Enterprise Collaboration: Six Steps to Secure Sharing

By Oscar Berg (@oscarberg) Nov 7, 2011

Andrew Carnegie believed that the only irreplaceable capital an organization possesses is the knowledge and ability of its people, and that the productivity of that capital depends on how effectively people share their competence with those who can use it. If this was true a hundred years ago, it must be even truer today as organizations face an increasing pace of change and are becoming more knowledge-intense, relying on a core of highly collaborative and specialized knowledge workers who are geographically dispersed.

Today, the only feasible way for employees to share their competence efficiently with their colleagues is often to share it with digital means. This applies not only to competence but also ideas, experiences and any information we need to make the right decisions Although there are many ways to share information digitally in efficient and effective ways today, as is proved daily on the social web, many of the new technologies and practices have remained fairly unexploited. This suggests that many organizations are still ignorant about the importance of sharing and its impact on their performance.

When Sharing is Hard People Find Workarounds

When it is hard to share information, people are less likely to do so. Many ask themselves why they should make the extra effort required to share their information if they don't see a clear personal benefit. When it is hard to share information, people also tend to find workarounds that make the effort as low as possible when they really need to share something. That’s typically why people are sharing confidential information via email, USB sticks and external web services, or why they keep such information in places where it is easily accessible but not very secure.

A common reaction to this from IT departments is to do what they can to make people stop using these workarounds. Few take the opposite approach; trying to make secure sharing easy. This is rather strange, especially considering that sharing information is essentially about enabling better decision-making. When you have timely access to all the information you need, you also have the ammunition to make the right decisions at the right point in time. Sharing must of course be done in a secure way, but never so secure that sharing doesn’t take place or that people find themselves forced to revert to less secure ways of sharing. So why isn’t sharing made easier? Why aren’t our digital work environments more open and transparent than they are?

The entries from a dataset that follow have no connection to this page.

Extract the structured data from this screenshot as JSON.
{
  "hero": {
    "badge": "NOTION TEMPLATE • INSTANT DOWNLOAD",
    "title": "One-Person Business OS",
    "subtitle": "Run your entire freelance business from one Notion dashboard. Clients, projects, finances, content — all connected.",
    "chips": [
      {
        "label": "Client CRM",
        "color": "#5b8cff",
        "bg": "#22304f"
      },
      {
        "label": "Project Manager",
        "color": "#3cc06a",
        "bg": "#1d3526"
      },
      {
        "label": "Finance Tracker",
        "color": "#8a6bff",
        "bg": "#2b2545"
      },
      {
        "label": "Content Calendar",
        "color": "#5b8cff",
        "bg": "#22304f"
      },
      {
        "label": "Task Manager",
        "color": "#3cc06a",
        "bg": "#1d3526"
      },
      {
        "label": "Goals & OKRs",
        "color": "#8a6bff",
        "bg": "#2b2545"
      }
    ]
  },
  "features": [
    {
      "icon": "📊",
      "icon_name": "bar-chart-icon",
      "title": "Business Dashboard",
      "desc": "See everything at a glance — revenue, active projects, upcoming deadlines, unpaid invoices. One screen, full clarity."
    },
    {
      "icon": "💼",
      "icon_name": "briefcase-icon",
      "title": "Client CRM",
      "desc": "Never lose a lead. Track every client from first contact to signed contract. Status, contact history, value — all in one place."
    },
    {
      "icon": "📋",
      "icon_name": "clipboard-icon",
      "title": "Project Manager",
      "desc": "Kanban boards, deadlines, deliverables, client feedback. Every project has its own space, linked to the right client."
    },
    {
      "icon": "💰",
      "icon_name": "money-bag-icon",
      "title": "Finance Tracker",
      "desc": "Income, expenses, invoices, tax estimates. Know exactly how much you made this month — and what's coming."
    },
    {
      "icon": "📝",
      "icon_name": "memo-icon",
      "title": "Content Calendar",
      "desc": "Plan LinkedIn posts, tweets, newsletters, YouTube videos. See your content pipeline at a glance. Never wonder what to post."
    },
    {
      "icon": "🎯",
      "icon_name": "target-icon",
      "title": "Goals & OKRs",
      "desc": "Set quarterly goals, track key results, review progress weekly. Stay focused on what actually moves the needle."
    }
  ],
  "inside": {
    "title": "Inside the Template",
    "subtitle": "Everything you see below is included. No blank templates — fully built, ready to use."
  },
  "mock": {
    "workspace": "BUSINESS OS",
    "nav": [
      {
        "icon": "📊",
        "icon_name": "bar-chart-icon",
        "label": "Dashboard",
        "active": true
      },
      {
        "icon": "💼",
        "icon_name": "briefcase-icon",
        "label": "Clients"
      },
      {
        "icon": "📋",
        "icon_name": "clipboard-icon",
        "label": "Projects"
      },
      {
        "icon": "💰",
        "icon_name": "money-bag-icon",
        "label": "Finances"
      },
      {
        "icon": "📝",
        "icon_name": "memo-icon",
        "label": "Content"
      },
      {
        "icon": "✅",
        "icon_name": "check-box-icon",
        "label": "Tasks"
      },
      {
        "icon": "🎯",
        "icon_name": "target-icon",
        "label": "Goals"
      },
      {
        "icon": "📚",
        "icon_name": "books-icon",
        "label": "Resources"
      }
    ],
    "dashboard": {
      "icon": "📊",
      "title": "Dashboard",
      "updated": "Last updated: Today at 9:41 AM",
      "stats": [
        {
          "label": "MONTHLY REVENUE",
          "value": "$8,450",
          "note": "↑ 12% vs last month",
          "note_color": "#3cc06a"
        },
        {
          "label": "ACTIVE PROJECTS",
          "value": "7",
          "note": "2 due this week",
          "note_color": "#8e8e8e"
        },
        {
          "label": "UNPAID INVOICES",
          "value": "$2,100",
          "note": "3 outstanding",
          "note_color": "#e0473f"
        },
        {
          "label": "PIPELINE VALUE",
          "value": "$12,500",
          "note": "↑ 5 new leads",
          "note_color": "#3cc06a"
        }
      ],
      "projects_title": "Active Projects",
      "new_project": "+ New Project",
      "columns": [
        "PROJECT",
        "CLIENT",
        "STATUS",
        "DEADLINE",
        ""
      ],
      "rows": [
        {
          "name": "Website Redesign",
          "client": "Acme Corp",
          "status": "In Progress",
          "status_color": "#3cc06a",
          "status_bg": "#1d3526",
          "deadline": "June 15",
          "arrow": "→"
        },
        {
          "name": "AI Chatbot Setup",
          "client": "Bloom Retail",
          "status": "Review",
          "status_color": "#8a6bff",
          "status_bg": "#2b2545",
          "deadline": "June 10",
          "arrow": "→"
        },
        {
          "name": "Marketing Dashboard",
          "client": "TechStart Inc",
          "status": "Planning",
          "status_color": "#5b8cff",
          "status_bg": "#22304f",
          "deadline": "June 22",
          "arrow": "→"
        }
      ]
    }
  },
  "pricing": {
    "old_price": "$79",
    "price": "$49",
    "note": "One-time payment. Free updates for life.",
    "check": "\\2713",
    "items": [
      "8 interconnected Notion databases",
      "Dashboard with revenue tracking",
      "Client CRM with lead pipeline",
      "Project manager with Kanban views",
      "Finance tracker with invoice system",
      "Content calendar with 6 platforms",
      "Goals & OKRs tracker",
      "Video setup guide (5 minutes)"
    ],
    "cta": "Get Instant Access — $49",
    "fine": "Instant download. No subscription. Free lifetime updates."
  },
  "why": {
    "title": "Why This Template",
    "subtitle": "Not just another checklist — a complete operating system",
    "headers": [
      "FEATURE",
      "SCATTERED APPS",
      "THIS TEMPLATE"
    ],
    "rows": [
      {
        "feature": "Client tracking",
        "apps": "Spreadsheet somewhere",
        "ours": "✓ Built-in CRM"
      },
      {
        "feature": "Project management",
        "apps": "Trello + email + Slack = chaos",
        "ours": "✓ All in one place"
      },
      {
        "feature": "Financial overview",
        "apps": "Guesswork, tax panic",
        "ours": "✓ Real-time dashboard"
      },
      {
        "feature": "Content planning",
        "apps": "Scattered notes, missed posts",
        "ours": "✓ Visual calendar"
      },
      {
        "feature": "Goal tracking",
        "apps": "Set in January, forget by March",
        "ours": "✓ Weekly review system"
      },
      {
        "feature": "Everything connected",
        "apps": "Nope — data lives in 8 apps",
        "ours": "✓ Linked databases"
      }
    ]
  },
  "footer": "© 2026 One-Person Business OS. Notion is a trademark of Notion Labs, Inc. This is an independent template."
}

We Underestimate the Risks of Closed Systems

I believe the reason for this can be found in David Weinberger’s live blogging notes from a conference session in 2008 where he quotes James Boyle, chairman of Creative Commons and professor of law at Duke:

We have patterns of behavior that economic theory does not predict. We are risk averse. For example, it makes no sense to buy a warranty; we buy them out of an absurd sense that buying the warranty affects the device’s outcome. There is another kind of bias that we wouldn’t predict from economic theory: A systematic bias against openness. We don’t expect openness and collaboration to generate what they do. We overestimate the risks. We underestimate the risks of closed systems and overestimate closed systems’ benefits.

Yes, we are risk averse. The problem is that we fail to see or acknowledge the risks which are associated with not being open and sharing, such as bad decision making, sub-optimization, redundant work and low levels of reuse. Lack of openness and transparency inevitably also leads to trust failure, which means that people share and collaborate less. Organizations become less productive, less innovative and less capable to adapt to changing conditions.

Design Systems to Be Open by Default and Then Work with the Culture

When the information systems we use are designed based on the "need to know"-paradigm it is difficult to make people adopt a "need to share" mindset. That is why information systems should be designed to be open by default. Everything should be made accessible unless there is a very good reason not to. Although there need to be easy ways to restrict access if needed, openness should the normal and secrecy the exception. Protecting something, at least within the organization, should require a motivated decision and an active effort to set the proper protection. If something is worth protecting, it should also be worth the effort of actively protecting it.